Буба, случалось, подкармливал пленных и разрешал на время отлучаться в город. Вообще ему многое сходило с рук. Среди немцев он был единственным специалистом-железнодорожником. Он отлично разбирался в станционном хозяйстве. Кукелко не мог и дня без него обойтись. Ближайшие помощники шефа Вальтер и Квательбаум стали железнодорожниками только из-за боязни попасть на передовую. Квательбаум, сынок влиятельного папаши, разгуливал по платформе в белых перчатках. Вальтер был увлечен дрессировкой собак — он держал целую свору.
Как я познакомился с Фаалем? После случая с Ленькой меня вызвали к начальнику угольного склада. Начальник оказался немолодым, плоскогрудым и довольно хилым немцем. Он носил большие роговые очки и нисколько не походил на плакатные изображения бравых немецких солдат. Его усталый вид говорил, что война ему, собственно говоря, до чертиков — для него лично превыше всего не Германия, а диета.
В конторке никого не было. Фааль поздоровался со мной за руку.
— Я был вчера около ворот, Сосновский, — сказал он. — И видел все, что там произошло с мальчиком. Хотите работать у меня на угольном складе? Здесь вам будет хорошо.

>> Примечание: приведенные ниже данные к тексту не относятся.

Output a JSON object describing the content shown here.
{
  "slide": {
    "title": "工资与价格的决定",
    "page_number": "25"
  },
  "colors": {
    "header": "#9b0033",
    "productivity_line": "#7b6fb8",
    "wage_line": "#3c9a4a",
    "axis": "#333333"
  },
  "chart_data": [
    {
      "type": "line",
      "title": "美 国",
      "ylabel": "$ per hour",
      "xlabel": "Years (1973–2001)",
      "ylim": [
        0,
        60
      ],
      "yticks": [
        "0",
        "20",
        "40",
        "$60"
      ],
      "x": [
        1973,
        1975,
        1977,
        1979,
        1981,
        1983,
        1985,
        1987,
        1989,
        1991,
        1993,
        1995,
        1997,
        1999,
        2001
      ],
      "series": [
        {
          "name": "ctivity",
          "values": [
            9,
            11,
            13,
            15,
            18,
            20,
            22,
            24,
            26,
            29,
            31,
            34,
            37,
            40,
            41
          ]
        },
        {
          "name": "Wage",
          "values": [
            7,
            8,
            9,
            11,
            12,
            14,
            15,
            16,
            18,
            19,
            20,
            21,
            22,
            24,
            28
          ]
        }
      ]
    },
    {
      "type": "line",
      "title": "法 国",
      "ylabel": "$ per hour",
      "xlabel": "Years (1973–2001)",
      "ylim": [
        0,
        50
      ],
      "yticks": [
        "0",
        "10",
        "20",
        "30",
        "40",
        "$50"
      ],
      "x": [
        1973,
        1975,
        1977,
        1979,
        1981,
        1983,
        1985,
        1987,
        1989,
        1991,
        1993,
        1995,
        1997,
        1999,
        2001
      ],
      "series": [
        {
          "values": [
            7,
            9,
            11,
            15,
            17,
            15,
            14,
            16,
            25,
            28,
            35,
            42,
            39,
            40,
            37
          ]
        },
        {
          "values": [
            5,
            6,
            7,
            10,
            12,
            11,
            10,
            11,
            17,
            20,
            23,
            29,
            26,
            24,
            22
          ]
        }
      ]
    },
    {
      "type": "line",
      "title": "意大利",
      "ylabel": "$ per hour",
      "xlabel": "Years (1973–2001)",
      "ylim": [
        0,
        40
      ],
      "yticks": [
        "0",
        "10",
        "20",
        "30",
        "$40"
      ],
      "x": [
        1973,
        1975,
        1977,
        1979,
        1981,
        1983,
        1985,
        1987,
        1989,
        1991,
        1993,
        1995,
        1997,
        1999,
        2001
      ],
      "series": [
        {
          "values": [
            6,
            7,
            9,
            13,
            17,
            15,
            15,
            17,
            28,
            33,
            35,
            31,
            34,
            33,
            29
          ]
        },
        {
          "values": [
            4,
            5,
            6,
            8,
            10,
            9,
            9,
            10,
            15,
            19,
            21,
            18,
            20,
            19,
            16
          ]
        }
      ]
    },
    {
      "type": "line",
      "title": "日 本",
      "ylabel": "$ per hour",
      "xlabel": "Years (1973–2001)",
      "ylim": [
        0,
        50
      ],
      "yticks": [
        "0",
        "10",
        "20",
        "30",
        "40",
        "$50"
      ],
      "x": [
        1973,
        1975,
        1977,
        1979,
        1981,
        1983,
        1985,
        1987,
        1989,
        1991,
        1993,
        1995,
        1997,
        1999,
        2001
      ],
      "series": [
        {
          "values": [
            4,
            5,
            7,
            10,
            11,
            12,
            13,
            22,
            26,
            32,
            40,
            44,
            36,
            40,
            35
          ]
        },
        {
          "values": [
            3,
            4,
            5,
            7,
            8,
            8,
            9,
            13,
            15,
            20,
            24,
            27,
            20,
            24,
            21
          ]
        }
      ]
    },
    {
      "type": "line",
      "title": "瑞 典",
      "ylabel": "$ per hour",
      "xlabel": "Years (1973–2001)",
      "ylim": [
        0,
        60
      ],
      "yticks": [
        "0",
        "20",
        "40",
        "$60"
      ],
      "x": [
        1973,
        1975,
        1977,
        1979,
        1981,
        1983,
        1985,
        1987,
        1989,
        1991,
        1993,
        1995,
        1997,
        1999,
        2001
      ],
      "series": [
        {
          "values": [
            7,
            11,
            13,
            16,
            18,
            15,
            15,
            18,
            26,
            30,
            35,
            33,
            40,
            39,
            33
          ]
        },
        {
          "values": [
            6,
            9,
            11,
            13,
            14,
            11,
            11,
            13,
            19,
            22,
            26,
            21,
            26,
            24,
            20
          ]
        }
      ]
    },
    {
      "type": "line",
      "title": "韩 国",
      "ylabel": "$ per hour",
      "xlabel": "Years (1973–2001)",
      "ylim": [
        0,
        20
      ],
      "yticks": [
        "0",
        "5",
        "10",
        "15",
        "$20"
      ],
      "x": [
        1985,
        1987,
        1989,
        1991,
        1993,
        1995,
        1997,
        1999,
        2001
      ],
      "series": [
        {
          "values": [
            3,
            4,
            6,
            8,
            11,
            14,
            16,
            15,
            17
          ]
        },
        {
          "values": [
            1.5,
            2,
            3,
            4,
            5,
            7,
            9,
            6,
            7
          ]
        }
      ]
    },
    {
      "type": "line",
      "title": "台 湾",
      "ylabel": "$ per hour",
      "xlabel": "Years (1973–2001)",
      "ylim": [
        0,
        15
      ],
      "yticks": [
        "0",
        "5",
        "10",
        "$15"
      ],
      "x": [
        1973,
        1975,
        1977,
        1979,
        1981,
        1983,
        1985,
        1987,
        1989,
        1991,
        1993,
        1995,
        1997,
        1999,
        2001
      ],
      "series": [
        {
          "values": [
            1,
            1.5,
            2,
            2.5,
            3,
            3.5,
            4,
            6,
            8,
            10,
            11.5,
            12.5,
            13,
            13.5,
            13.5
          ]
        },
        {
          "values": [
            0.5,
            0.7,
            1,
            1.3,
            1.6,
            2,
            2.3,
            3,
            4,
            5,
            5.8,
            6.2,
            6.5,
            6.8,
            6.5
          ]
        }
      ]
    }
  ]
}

Пришлось отказаться — мне вовсе не к чему было уходить из депо. Мы разговорились. Оказалось, Буба был страстным любителей музыки. До войны играл первую скрипку в любительском оркестре железнодорожников и теперь, бывали случаи, выступал перед солдатами в станционной столовой. Узнав, что я увлекался фортепьяно и учился в музыкальной школе, Фааль предложил мне принять участие в концерте. Я согласился. «Возможно, — думал я, — это даст мне какие-то привилегии…»
Тяжело, стыдно было представить, как я выйду на сцену, раскланяюсь перед чужими мундирами, перед этими глубоко ненавистными мне людьми, которые не испытывают ко мне ничего, кроме презрения. Я, советский офицер, буду увеселять их!»
Финал концерта был неожиданным — немцы потребовали «Катюшу».
Сначала Фааль, прижав скрипку острым подбородком, сыграл «Аве Мария» Баха — в своей инструментовке, потом несколько брамсовских венгерских танцев, потом бетховенскую «Аллилуйю», наконец Роберт бодро и бесстрастно исполнил несколько этюдов Шумана.
В столовой, превращенной в концертный зал, было довольно людно. Многим программа концерта пришлась не по вкусу, и музыкантов довольно часто прерывали криками. И вот зал требует «Катюшу». Впрочем, чему удивляться? «Катюша» приобрела популярность в немецких войсках, ее напевали, насвистывали повсюду, мотив русской чудесной песни угадывался в гнусавых звуках солдатских губных гармоник… Больно было слушать исковерканные, переделанные на чужой лад слова — в них звучало издевательство над нашим народом, у которого они, пришельцы, украли мелодию, украли песню.
Фааль кивает на стул у рояля. Роберт садится — ив медленном, песенном ритме начинает играть. В конце зала, у самой стены, он видит двух русских девушек — это официантки. У них простые, милые лица. Он будет играть для них песню о верной и любящей дивчине, которая умела ждать своего орла. Только они смогут понять эту песню.
Зал долго аплодирует, Фааль крепко пожимает Роберту руку: «Ваш дебют прошел с успехом». Когда Сосновский протискивается сквозь толпу и выбирается в коридор, к нему подходит одна из официанток и, оглянувшись по сторонам, шепчет: «Товарищ Роберт, ждите меня у красного дома, я проведу вас к Шурику».